2014 Fiscal Year Annual Research Report
表情と音声による視聴覚情動認知の文化差とその神経基盤
Project/Area Number |
24680030
|
Research Institution | Tokyo Woman's Christian University |
Principal Investigator |
田中 章浩 東京女子大学, 現代教養学部, 准教授 (80396530)
|
Project Period (FY) |
2012-04-01 – 2016-03-31
|
Keywords | 社会性 / 文化間比較 / 情動 / 多感覚知覚 |
Outline of Annual Research Achievements |
本年度は視聴覚音声情動認知の文化差の神経基盤を中心に検討を進めた。前年度に日本人およびオランダ人を対象に実施したfMRI実験のデータ解析を進め,視聴覚情動認知の文化差を生み出す神経基盤を同定することが目標である。 前年度実施したfMRI実験では,視聴覚情動刺激(顔と声)に対する脳活動計測と同時並行して,行動データ(どのような情動だと判断するかをボタン押しによって回答する)も記録した。前年度には,これらの行動データの解析と,脳画像データの個人レベルでの解析を終えた。今年度は引き続き以下の通り解析を進めた。 第一に,個人解析の結果をもとに,日本人群およびオランダ人群のそれぞれについて,特定の条件間の比較(コントラスト)において有意に賦活する部位を検討した。分析にはSPM8.0を用いた。解析は単独モダリティ呈示での基礎的なコントラストから順に慎重に検討を進めた。まず,視聴覚提示条件と視覚単独提示条件のコントラストでは聴覚野近傍に活動が認められることを確認した。次に,刺激の視聴覚提示条件と聴覚単独提示条件のコントラストでは視覚野近傍に活動が認められることを確認した。 第二に,視聴覚の多感覚モダリティ呈示での活動部位を検討した。まず日蘭それぞれの群において,課題(顔判断,声判断)×刺激(日本人刺激,オランダ人刺激)×一致性(顔と声の情動価が一致,不一致)の3要因配置で検討した。 第三に,日蘭のグループ間での比較をおこなった。その結果,顔と声のどちらに注意を向けるかによらず,日本人と比較してオランダ人は両側紡錘状回の顔領域における活動が大きいという結果が得られた。
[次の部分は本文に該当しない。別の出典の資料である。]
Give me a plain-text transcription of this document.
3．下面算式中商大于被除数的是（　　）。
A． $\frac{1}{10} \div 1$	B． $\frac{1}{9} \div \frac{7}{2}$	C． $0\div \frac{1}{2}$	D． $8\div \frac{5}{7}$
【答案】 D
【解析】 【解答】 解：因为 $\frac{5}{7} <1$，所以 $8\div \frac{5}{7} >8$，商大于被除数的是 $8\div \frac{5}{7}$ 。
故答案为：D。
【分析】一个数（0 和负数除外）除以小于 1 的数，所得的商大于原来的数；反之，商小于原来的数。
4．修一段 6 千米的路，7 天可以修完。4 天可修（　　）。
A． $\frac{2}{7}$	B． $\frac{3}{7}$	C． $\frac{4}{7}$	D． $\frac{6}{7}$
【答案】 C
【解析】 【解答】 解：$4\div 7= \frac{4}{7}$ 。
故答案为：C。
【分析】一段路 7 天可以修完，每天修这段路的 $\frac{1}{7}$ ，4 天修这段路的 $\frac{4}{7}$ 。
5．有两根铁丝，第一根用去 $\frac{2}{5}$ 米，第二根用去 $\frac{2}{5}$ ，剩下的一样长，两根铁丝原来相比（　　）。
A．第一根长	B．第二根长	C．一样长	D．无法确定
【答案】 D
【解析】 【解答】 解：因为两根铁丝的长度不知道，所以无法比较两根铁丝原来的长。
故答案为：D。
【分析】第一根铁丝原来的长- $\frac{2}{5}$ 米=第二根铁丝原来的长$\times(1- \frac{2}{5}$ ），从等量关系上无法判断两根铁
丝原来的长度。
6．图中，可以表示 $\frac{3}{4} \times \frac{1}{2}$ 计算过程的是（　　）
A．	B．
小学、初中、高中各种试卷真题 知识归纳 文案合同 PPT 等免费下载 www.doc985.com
ゆえに,日本人と比較してオランダ人では顔への依存性が高いという傾向は,両側紡錘状回の顔領域の活動の差を反映している可能性が示唆された。
|
Current Status of Research Progress |
Current Status of Research Progress
2: Research has progressed on the whole more than it was originally planned.
Reason
平成26年度には3件の論文発表(うち査読論文2編)と7件の学会発表(海外2件、国内5件)をおこなった。fMRI実験は予定していたデータ解析も完了し、現在は追加の解析を実施している。
|
Strategy for Future Research Activity |
文化差の生起機序を検討するための発達実験を前年度に実施できなかったため、この実験の実施を今年度の中心課題とする。関係機関との調整がついたため、予定通り実施できる見込みである。
|
Causes of Carryover |
文化差の発生機序を検討するための発達実験を平成26年度に実施予定であったが、協力機関との調整がつかず、計画を変更してfMRIデータの多面的解析を先行して実施した。そのため、発達実験は次年度におこなうこととして、未使用額はその経費に充てることとしたい。
|
Expenditure Plan for Carryover Budget |
未使用額は、実験機材購入のための物品費、実験の準備と実施に関わる人件費・謝金、および成果発表のための旅費に充てる予定である。